CDC report: Non-metropolitan residents have higher obesity prevalence
The prevalence of obesity was significantly higher among residents of non-metropolitan counties than among metropolitan county residents.
About 46 million people (14 percent) in the United States live in non-metropolitan counties. Compared to metropolitan residents, non-metropolitan residents have a higher prevalence of chronic diseases associated with obesity, such as diabetes, coronary heart disease, and arthritis., as per CDC report titled Obesity Prevalence Among Adults Living in Metropolitan and Nonmetropolitan Counties — United States, 2016.
The National Health and Nutrition Survey 2005-2008 (NHANES) found a significantly higher prevalence of obesity among adults in the non-metropolitan (39.6 percent) and metropolitan (33.4 percent) counties.
However, this difference has not been examined by state. As a result, the CDC reviewed data from the 2016 Behavioral Risk Factor Surveillance System (BRFSS) and found that the prevalence of obesity (body mass index [BMI] ≥ 30 kg / m2) was 34.2 percent of the American adults who live in non-metropolitan counties and 28.7 percent among those who live in metropolitan counties (p <0.001).

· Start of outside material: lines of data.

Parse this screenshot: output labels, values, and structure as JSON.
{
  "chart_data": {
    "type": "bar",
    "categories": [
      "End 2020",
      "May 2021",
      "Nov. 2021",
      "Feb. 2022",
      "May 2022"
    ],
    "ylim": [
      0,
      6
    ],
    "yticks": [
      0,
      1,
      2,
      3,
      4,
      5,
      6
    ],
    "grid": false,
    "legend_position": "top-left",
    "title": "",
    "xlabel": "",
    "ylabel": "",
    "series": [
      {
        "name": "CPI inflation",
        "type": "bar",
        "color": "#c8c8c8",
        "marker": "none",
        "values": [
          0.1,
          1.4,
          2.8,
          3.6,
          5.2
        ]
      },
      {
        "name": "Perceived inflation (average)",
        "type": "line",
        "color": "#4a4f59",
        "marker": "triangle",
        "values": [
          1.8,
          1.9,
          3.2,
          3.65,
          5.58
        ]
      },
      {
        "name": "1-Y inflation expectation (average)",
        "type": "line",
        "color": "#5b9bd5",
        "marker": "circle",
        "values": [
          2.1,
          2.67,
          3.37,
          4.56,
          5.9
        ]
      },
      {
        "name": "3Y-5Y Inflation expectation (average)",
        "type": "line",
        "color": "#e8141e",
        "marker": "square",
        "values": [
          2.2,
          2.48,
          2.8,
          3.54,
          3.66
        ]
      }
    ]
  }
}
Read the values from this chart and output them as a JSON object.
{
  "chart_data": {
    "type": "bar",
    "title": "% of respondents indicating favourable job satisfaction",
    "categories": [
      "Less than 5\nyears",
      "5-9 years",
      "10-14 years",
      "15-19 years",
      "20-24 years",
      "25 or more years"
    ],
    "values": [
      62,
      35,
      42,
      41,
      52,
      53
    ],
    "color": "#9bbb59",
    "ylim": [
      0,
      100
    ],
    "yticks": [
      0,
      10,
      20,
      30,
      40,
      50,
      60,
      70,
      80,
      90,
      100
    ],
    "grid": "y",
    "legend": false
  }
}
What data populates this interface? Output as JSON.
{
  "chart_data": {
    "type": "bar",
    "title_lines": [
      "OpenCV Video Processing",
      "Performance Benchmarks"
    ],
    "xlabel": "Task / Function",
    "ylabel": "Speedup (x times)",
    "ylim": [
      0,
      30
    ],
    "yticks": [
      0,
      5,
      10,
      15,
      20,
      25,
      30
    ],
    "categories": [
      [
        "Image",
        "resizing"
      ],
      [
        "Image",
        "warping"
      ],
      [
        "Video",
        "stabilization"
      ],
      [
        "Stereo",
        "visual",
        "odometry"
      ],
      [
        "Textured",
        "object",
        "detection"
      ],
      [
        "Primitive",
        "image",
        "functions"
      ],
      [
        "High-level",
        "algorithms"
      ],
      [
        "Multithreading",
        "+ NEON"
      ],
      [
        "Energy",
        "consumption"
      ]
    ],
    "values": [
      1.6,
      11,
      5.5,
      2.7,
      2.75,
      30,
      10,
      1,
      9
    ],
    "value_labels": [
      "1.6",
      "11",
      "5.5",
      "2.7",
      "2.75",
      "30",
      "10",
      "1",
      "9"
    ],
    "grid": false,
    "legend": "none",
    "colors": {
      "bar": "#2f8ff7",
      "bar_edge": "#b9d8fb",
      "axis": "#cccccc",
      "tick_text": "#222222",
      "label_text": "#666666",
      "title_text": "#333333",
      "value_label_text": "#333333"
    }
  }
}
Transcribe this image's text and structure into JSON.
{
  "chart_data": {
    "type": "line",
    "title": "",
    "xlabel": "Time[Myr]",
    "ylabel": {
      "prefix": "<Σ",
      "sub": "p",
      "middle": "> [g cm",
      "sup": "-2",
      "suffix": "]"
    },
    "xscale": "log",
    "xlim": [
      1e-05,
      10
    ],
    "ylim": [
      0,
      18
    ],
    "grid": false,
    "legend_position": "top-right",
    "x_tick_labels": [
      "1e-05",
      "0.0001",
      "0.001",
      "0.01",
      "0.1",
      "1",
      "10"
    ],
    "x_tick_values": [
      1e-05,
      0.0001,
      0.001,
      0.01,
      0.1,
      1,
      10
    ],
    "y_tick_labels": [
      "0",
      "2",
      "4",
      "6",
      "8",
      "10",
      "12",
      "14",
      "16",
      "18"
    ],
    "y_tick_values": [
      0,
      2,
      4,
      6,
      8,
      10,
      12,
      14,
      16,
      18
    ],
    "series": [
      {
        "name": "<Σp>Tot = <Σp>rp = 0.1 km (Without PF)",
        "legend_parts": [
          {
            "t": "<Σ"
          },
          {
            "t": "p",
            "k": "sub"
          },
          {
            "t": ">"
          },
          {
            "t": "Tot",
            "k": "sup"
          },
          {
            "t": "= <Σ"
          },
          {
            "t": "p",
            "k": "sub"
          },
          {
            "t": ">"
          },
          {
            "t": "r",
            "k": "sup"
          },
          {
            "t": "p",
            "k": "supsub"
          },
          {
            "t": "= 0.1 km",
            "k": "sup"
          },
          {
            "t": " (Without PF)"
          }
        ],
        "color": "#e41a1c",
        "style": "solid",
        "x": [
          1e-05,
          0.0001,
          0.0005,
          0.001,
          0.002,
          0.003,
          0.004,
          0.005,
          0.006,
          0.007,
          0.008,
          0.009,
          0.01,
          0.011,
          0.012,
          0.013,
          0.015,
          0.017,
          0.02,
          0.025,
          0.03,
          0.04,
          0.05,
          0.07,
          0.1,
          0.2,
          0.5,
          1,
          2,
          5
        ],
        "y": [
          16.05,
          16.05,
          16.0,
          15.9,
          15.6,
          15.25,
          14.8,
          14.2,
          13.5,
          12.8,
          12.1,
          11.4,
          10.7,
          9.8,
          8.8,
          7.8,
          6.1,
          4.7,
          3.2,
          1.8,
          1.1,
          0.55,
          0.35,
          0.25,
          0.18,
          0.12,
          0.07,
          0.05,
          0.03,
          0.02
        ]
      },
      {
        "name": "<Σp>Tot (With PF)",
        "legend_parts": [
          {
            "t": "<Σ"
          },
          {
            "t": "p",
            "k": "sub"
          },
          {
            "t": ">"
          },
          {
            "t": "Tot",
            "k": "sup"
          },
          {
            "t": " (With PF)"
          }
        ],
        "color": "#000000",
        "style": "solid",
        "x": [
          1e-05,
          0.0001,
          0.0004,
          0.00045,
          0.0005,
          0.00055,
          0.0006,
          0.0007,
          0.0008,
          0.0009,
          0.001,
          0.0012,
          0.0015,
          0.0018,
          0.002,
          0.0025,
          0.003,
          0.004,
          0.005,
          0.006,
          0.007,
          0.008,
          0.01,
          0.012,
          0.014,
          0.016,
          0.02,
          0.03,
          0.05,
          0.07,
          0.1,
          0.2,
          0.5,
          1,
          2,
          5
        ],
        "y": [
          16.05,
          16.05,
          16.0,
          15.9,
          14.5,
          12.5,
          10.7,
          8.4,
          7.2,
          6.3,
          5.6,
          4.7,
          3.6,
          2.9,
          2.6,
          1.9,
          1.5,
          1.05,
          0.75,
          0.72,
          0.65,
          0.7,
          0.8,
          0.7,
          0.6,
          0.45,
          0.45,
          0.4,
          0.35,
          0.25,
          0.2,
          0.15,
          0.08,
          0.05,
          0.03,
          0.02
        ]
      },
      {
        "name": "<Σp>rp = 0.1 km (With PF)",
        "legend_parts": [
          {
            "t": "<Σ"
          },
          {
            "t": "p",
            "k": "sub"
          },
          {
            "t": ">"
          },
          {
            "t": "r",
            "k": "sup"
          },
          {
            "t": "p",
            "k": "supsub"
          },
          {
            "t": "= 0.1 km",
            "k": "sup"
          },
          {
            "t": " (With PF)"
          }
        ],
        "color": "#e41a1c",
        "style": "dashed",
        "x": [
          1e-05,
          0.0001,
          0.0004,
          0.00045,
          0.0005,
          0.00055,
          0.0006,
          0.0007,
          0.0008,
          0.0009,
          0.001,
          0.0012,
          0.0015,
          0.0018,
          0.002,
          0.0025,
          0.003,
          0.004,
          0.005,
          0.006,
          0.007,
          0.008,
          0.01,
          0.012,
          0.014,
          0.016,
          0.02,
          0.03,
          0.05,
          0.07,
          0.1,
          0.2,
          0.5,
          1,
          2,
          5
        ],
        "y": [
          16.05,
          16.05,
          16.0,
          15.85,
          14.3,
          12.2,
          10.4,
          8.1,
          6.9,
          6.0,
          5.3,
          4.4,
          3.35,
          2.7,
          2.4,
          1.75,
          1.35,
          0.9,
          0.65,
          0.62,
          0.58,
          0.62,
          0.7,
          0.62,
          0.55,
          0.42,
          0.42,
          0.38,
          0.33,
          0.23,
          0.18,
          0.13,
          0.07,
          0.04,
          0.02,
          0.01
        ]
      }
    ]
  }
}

The prevalence of obesity was significantly higher among residents of non-metropolitan counties than among metropolitan county residents in all areas of the US census.
With the highest absolute difference observed in the south (5.6 percentage points) and the northeast (5.4 points). In 24 of the 47 states, the prevalence of obesity was significantly higher among people in non-metropolitan counties than among metropolitan counties, in Wyoming alone, the prevalence of obesity was higher among metropolitan county residents than among non-metropolitan residents of the county.
Metropolitan and non-metropolitan counties can fight obesity by adopting various political and environmental strategies to increase access to healthier food and physical activities.
In regions and divisions, this disparity in the prevalence of obesity was highest in the southern and northeastern regions and in the mid-Atlantic division. With the exception of Hispanics and those who did not finish high school, the highest prevalence of obesity among non-metropolitan residents was observed in all sociodemographic groups.